RAL Tier1 weekly operations castor 18/01/2010
From GridPP Wiki
Revision as of 15:51, 18 January 2010 by Matt viljoen (Talk | contribs)
Contents
Summary of Previous Week
- Matthew:
- Intervention planning
- Tape-backed persistent tests
- Access to CASTOR for facilities testing
- Preprod stress test planning
- Shaun:
- Chris:
- Testing new kernel on certification before intervention
- Working with Tim on getting repack instance working again
- Working on certification and preproduction instance
- Fixed ralreplicas for LHCB and GEN
- Redeployed gdss110 for repack instance
- Cheney:
- re-validation of EMC kit
- relocate neptune voting disk ahead of cdbc08 retirement
- Prep for DB take-on of EMC kit
- Fixed ipmi SOL on ibm x3550
- A little patching
- Tim:
- Working on getting repack working again
- setting up and deleting atlas tape families
- Richard:
- Brian:
- Draining of RAID5 diskservers within atlas
- Removal of service classes which are no longer needed
- Planning for new ATLAS/LHCb server deployment and consequent Draining
- Jens:
- CIP upgrade planning
- Debugging CASTOR SRM authentication problem with Shaun
Developments for this week
- Matthew:
- Intervention planning
- CIP and new castoradm1 testing
- Disk server redeployment
- Setting up preprod stress test
- Shaun:
- Testing SRM with castor2.1.8-17 client libraries
- Testing database load with nameserver checksum trigger
- SRM testing
- Understanding on castormon source code
- Recovering certification system
- Chris:
- Update repack instance plus preprod disk servers (castor30x)
- Test disk server deployment procedure using Quattor
- Test maximum number of lsf job slots for 18TB disk server
- Test 64bit disk server with XFS
- Test access restriction to disk servers with Jonathan
- Work on preproduction instance
- Cheney:
- Revalidation of EMC kit
- Restore castoradm1 (again)
- Fitting memory sticks
- Training on how to use ipmi
- Tim:
- Look at what needs to be purchased for lhc and non-lhc castor instances
- Richard:
- Brian:
- Draining of RAID5 diskservers within atlas
- Jens:
- Prepare for and upgrade all RAL T1 production CIPs to 2.1.0
Operations Issues
- atlas lsf became momentarily unstable due to big logfiles because of missing servers
Blocking issues
- Lack of Quattor configuration files for SLC4.8 is stopping us evaluating Quattor alongside CASTOR 2.1.8. Preprod setup will initially proceed with a Kickstart-based deployment.
- Preprod DB can only be delivered after EMC testing is done (3nd week after Jan'10)
Planned, Scheduled and Cancelled Interventions
- 18-22 January - at-risk while memory on database nodes is upgraded
- 19 January - move castoradm1 to newer host.

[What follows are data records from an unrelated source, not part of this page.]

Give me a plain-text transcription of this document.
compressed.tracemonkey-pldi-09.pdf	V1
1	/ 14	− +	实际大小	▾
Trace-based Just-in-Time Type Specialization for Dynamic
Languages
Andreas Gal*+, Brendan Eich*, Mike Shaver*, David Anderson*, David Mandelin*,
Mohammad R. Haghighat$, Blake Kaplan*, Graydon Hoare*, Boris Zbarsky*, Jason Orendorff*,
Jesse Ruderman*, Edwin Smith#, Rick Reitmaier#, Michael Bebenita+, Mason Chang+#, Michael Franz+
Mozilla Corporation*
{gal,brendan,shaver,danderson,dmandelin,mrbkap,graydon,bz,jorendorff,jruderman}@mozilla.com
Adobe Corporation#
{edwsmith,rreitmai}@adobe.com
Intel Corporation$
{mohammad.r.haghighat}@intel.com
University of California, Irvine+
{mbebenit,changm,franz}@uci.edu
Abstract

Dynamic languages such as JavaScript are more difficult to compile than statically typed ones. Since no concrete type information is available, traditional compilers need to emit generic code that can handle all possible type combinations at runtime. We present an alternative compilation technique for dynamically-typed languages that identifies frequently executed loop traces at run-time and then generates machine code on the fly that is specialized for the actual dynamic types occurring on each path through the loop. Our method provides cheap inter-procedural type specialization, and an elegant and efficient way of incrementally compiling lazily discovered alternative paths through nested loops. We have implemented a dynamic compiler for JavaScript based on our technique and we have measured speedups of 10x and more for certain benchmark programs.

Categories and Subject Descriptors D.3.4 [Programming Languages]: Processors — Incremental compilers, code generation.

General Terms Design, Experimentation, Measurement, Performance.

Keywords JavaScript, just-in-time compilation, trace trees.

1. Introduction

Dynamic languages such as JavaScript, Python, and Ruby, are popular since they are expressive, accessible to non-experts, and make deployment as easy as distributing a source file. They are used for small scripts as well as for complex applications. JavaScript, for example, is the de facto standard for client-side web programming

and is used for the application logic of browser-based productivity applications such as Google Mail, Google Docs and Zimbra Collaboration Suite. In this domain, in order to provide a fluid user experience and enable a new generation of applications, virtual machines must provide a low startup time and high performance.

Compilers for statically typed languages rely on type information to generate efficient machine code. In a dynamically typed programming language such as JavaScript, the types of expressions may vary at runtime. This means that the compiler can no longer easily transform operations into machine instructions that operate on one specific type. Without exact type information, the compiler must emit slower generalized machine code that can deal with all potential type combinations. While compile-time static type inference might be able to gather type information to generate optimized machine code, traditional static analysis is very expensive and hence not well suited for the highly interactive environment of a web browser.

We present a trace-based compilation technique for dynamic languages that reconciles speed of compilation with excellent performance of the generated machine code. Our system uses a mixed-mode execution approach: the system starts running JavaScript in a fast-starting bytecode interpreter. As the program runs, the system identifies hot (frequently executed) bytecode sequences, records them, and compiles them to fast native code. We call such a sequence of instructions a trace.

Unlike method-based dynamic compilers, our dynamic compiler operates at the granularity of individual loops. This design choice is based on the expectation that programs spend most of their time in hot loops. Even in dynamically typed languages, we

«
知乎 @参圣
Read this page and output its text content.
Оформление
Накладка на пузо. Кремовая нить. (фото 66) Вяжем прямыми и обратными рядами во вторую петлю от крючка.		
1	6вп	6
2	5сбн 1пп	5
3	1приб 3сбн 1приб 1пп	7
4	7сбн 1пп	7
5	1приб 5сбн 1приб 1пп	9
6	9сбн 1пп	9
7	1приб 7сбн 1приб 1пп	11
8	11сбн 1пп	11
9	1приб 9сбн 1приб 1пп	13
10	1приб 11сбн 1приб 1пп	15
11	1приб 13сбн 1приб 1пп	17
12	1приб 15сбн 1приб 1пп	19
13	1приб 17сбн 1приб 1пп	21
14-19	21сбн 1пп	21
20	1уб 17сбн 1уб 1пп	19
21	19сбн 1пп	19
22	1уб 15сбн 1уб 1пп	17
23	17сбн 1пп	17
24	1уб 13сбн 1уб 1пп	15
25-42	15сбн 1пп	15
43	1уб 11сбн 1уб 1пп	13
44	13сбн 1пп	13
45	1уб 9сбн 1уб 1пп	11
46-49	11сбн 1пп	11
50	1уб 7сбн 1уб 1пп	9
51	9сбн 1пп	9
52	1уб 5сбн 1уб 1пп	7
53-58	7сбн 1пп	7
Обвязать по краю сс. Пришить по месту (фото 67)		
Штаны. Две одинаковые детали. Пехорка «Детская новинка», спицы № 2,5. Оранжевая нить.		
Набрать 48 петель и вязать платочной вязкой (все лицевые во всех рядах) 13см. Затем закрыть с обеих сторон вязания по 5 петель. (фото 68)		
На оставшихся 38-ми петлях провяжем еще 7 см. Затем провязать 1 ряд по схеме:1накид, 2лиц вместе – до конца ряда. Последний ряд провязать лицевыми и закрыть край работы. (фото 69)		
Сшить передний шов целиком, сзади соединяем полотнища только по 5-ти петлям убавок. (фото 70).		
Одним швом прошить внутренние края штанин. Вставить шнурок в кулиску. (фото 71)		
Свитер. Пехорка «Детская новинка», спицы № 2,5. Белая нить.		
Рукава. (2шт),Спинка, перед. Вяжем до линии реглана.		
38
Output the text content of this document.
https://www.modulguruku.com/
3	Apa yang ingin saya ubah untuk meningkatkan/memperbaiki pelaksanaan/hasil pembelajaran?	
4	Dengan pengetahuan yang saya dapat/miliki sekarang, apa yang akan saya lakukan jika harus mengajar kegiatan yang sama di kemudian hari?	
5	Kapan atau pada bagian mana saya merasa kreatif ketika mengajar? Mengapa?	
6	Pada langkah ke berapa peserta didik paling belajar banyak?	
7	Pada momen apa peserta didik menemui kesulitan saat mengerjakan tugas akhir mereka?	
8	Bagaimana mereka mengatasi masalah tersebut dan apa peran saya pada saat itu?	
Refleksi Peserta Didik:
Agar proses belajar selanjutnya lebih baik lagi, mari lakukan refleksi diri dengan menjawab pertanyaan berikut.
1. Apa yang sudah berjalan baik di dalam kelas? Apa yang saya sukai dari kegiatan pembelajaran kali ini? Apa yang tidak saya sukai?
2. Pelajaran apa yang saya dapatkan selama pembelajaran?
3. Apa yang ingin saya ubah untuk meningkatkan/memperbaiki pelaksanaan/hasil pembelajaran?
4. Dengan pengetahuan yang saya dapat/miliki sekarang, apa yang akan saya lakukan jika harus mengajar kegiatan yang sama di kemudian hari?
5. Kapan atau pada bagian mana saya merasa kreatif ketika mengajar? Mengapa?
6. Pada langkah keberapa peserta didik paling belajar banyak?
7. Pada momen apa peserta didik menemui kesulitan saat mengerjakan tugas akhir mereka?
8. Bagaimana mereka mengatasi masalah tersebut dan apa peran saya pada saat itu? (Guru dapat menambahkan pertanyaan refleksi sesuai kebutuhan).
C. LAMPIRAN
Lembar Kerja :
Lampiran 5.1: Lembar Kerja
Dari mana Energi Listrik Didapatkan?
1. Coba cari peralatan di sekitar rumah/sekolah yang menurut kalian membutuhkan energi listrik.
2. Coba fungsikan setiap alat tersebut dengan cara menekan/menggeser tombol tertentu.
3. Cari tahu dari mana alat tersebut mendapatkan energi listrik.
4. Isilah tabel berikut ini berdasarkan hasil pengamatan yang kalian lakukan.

No downtime/at-risk
- 19,20 January - upgrade SRM castor client to 2.1.8-17
- 21 January - upgrade LHC CIP and introduce reduncancy of CIPs. 1 hour at-risk
- 27-28 January
- FSCK Disk servers and pick up new kernels. - Add IPMI to Castor Head Nodes. - Replace cdbc08 and add new DB archive log destination. - Install NameServer CheckSum Trigger - Restrict user login on disk servers
- The following have not been folded into the above schedule. These can be fitted around as they are, at worst, an ‘At Risk’.
- Update fetch-crl rpm on disk servers
Advanced Planning
- Gen upgrade to 2.1.8 2010Q1
- Install/enable gridftp-internal on Gen (This year/before 2.1.8 upgrade)
Staffing
- Castor on Call person: Chris